Fixed-price contracts and task orders are generally viewed as less risky and less expensive than cost-reimbursable work when the work to be done is well-understood and limited in scope. The Obama administration made it a reform priority in 2009 to use more firm, fixed-price contracts and fewer cost-reimbursable contracts.

KBR reacted swiftly to Egan’s email demanding a fixed-price closeout: “KBR is unwilling to accept such a proposal,” KBR senior contracts manager Mary Wade said in a letter.

“LOGCAP III close-out activity does not lend itself to a firm fixed-price arrangement,” Wade wrote.

“Currently, there is no way to accurately define the scope or duration of work. There is no detailed statement of work because no one knows what is going to be done, when it will be done and how long long it will take to complete.

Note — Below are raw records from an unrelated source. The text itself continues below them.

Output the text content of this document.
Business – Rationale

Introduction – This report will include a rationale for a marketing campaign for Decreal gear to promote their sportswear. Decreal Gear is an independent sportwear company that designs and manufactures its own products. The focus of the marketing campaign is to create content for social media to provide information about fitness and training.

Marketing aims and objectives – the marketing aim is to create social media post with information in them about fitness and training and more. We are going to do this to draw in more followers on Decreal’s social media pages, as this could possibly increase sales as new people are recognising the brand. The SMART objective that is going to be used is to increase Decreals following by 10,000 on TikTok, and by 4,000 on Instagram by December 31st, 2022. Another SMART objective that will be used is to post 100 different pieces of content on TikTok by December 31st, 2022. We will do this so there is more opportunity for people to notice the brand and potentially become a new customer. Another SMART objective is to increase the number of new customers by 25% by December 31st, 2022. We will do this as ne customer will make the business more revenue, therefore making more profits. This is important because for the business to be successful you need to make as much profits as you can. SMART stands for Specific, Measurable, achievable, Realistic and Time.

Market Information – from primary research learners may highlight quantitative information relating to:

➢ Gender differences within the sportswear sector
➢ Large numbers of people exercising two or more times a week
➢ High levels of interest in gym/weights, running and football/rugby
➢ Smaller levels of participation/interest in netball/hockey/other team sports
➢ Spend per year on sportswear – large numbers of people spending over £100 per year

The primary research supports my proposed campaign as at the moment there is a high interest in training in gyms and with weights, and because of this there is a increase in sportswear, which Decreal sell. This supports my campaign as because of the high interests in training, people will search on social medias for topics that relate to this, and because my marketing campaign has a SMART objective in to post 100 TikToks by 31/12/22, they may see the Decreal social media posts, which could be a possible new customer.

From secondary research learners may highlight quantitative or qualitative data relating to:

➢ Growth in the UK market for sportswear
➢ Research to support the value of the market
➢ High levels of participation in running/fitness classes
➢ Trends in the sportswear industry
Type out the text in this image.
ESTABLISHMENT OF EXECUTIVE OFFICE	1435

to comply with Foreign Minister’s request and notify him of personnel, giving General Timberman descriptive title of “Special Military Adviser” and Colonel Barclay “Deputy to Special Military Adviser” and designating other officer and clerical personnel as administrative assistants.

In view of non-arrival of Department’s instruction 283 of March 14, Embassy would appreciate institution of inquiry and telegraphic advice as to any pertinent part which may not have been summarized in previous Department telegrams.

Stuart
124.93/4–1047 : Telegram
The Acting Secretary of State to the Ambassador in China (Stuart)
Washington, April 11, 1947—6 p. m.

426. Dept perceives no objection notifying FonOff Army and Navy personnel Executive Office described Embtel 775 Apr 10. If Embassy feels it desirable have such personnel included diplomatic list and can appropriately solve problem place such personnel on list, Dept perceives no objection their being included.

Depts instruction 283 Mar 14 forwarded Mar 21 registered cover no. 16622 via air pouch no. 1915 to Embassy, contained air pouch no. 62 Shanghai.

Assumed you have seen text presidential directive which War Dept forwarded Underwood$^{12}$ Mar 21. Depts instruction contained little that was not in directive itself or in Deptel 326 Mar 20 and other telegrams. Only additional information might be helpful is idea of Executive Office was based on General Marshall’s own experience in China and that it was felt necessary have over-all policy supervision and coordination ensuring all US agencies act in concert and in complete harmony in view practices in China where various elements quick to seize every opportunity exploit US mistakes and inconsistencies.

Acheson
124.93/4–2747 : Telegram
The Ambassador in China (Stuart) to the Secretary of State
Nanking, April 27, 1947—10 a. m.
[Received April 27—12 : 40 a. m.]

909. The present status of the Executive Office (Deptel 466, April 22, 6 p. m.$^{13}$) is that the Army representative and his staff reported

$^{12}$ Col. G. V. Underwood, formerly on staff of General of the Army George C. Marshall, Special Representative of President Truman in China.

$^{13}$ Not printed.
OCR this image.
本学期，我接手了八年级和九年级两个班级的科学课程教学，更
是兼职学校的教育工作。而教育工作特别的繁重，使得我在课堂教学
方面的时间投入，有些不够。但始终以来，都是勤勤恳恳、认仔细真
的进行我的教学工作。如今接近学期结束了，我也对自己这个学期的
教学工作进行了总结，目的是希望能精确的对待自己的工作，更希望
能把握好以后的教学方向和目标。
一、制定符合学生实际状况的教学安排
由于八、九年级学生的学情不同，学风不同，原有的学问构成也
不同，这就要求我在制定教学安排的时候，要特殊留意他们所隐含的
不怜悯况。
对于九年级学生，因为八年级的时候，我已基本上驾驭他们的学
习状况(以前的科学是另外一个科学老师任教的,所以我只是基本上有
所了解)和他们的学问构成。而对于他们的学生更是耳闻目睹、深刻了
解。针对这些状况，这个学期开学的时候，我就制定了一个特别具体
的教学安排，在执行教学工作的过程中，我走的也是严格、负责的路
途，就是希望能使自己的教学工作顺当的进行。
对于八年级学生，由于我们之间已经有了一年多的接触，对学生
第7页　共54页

“We see no need to change it,” she concluded.

The Army wasn’t convinced. Months after Wade’s letter, the dispute remained unresolved, and communications grew increasingly strained.

After receiving a phone message from KBR official R.W. Nicholson about some earlier email correspondence, Egan replied with an email saying not to expect a response from his office any time soon.

“This office will not reply to communications from KBR on which it is not a primary addressee,” he wrote, adding that the company also had raised concerns to the Army Materiel Command’s chief counsel the previous week.

“If this is indeed the case … this office is again prohibited from responding to your earlier emails, as KBR has made the unilateral business decision to (yet again) elevate not only beyond the PCO [procuring contracting official] level of execution, but beyond … ”

Court battle

Three days after Egan’s Feb. 26 email, KBR filed a pre-award bid protest with the Government Accountability Office.

The protest was hardly the only dispute between the Army and KBR. In the company’s most recent quarterly report with the Securities and Exchange Commission, KBR outlines pages of pending litigation and disputes that often involved the government.

After GAO threw out the case a few weeks later on jurisdictional grounds, KBR filed a 21-page lawsuit in the U.S. Court of Federal Claims accusing the Army of using the wrong type of contract, acting in bad faith and violating procurement regulations.

KBR noted the contract had largely been performed on a cost-reimbursement basis throughout the Iraq and Afghanistan wars. The company argued the Army had underfunded task orders and did not have the money now to fund closeout activities, violating the Anti-Deficiency Act.

The company said closeout tasks can’t be estimated, citing costs stemming from litigation with subcontractors and tort cases filed against KBR by military and civilian personnel as well as future unresolved audits. “Currently, neither KBR nor the Army can accurately define the scope or duration of work contemplated under this request for proposal,” the company said in court papers.

Such uncertainty, the company argued, should rule out a firm fixed-price arrangement.

The Justice Department, which represents the Army in the KBR case, urged the court to toss out the lawsuit on the grounds that KBR refused to provide the Army information it needed to decide whether the closeout could be performed on a fixed-price basis.

Government lawyers questioned how KBR could file a bid protest on a contract it’s held since 2001, while continuing to perform and get paid for closeout activities.